Уэверли растерялся. Экстрасенсу ведь тоже необходимо найти свое место в жизни. Все верно, это действительно очень трудно, но вряд ли стоит при первой же неудаче уходить в фермеры.
— Послушай, Сэм, — продолжал между тем Сайме. — Я знаю, как много ты делаешь для экстрасенсов, но ведь и у нас есть право хоть в чем-то быть нормальными людьми. Извини.
— Да что ты, Билл, — сказал Уэверли, поняв, что дальнейшие уговоры способны лишь восстановить Саймса против него. Кроме того, он знал, что Сайме, как и все экстрасенсы, несколько переигрывает. Им всем ужасно нравилось исполнять свои трюки. Возможно, тяжелая грязная работа в поле быстренько отрезвит Билла и он вернется к прежней жизни и занятиям. — Ты только не пропадай, ладно? Звони.
— Конечно. Ну, пока, Сэм.
После его ухода Уэверли некоторое время раздумывал, хмурясь и покусывая губу, потом встал и пошел проведать Дорис.
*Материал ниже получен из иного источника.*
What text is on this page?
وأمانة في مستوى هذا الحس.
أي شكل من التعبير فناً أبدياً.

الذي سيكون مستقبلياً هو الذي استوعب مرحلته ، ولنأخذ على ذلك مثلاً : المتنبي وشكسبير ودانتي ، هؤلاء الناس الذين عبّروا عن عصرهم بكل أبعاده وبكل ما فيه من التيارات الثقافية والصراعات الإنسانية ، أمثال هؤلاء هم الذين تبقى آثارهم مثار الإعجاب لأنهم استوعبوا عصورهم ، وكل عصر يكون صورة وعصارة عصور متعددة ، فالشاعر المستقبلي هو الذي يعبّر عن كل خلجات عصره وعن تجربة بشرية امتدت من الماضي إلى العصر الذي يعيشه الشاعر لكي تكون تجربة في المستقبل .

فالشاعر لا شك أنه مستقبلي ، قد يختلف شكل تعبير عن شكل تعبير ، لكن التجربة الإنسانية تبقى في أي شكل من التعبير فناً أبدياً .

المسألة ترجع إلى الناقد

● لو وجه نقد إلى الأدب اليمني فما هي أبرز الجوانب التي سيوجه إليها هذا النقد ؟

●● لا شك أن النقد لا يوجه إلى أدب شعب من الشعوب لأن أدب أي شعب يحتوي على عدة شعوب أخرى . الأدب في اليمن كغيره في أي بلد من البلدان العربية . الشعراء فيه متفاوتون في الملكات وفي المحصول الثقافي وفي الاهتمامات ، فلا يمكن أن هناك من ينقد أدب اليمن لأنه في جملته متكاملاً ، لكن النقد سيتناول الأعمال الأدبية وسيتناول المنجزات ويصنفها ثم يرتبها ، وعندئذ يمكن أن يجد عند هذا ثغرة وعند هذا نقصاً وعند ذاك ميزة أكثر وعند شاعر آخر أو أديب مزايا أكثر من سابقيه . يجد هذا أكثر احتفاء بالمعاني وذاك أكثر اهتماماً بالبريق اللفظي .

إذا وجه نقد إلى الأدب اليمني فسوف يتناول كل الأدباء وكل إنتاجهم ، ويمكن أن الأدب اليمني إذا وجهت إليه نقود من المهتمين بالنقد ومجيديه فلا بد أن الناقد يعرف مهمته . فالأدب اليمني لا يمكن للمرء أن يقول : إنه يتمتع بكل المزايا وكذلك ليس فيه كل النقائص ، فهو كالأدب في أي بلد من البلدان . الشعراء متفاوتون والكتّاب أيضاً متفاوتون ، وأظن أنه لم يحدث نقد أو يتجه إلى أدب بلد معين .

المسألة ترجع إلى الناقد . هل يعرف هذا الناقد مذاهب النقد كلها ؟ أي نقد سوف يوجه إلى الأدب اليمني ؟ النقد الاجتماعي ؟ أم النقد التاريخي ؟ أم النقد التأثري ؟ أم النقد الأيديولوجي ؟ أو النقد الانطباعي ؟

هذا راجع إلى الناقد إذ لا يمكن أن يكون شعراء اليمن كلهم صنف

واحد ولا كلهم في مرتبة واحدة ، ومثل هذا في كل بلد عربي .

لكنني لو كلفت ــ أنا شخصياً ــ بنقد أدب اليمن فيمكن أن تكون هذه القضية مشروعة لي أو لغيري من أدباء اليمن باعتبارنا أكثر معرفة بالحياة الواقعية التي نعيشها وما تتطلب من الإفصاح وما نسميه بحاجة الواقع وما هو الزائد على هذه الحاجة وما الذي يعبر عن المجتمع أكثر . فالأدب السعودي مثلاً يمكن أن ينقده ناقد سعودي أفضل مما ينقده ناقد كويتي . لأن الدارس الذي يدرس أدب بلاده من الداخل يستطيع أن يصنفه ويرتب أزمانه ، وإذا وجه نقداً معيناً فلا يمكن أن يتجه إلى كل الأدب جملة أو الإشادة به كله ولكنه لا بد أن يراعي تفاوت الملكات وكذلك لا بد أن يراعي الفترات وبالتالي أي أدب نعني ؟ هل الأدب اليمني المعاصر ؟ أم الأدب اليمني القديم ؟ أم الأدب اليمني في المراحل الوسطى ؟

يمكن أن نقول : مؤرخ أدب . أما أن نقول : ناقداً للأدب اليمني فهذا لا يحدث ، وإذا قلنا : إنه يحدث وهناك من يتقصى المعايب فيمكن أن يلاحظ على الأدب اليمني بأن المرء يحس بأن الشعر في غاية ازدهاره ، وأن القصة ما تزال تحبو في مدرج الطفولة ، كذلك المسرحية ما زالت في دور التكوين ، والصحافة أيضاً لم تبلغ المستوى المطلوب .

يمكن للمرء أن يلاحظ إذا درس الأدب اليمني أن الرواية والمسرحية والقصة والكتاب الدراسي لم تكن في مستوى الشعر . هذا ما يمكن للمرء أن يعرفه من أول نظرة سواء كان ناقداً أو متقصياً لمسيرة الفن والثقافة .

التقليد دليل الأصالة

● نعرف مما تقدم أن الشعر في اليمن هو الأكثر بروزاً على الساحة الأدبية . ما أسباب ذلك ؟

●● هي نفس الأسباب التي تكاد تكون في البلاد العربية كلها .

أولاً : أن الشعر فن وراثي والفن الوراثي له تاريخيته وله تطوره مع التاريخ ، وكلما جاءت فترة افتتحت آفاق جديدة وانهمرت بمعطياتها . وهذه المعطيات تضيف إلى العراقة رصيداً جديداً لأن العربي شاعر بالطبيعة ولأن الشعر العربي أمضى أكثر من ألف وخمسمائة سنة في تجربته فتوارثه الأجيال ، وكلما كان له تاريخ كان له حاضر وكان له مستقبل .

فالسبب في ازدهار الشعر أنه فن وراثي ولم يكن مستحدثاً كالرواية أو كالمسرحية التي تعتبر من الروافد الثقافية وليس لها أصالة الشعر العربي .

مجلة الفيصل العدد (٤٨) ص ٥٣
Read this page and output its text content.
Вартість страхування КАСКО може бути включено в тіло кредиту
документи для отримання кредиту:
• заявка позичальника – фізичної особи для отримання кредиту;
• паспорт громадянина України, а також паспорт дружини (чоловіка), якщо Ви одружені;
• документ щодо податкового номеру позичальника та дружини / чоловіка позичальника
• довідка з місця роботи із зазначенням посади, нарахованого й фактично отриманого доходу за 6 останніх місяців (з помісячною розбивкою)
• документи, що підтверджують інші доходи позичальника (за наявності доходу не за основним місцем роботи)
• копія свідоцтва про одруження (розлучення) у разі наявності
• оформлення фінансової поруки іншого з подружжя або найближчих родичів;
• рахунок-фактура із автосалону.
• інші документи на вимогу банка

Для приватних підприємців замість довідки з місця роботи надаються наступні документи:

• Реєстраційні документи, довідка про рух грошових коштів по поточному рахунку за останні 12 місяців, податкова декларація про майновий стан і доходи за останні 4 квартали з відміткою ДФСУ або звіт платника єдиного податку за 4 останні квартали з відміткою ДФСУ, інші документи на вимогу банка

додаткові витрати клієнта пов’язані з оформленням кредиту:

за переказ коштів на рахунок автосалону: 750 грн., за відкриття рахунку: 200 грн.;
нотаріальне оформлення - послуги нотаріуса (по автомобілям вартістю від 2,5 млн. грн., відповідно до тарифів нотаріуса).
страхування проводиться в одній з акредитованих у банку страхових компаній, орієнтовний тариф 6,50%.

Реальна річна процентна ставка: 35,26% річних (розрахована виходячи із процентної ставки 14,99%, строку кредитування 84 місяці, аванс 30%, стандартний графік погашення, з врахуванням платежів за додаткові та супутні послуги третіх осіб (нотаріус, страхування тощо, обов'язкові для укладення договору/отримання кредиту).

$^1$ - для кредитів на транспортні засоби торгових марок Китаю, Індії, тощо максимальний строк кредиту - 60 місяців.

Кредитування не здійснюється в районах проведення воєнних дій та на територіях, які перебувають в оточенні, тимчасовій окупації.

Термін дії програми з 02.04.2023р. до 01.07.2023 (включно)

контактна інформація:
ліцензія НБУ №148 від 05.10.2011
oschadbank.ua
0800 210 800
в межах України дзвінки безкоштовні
— Ну что, успокоилась? Не будем переносить день свадьбы? — спросил он.
— А как там твой Эскин?
Он рассказал ей, что устроил Эскина на подходящую работу, и свадьба была назначена на следующую неделю. Вечером они поужинали в симпатичном маленьком ресторанчике, а потом поехали к Дорис и, как всегда, включив телевизор, полностью его игнорировали до поздней ночи.
Утром, когда Уэверли перелистывал свежие журналы, ему вдруг пришла в голову блестящая мысль. Он сразу же позвонил Эмме Краник и попросил ее зайти.
— Не хотите ли попутешествовать? — спросил он девушку. — Вам нравятся новые люди, новые страны?
— Ой, очень! — воскликнула Эмма. — Я ведь до этого с дядиной фермы вообще никуда не уезжала.
— А трудности вас не пугают? Вы, например, холода не боитесь?
— Нет, мне никогда не бывает холодно, — сказала она. — Я всегда могу согреться — тем же способом, что и устроить пожар.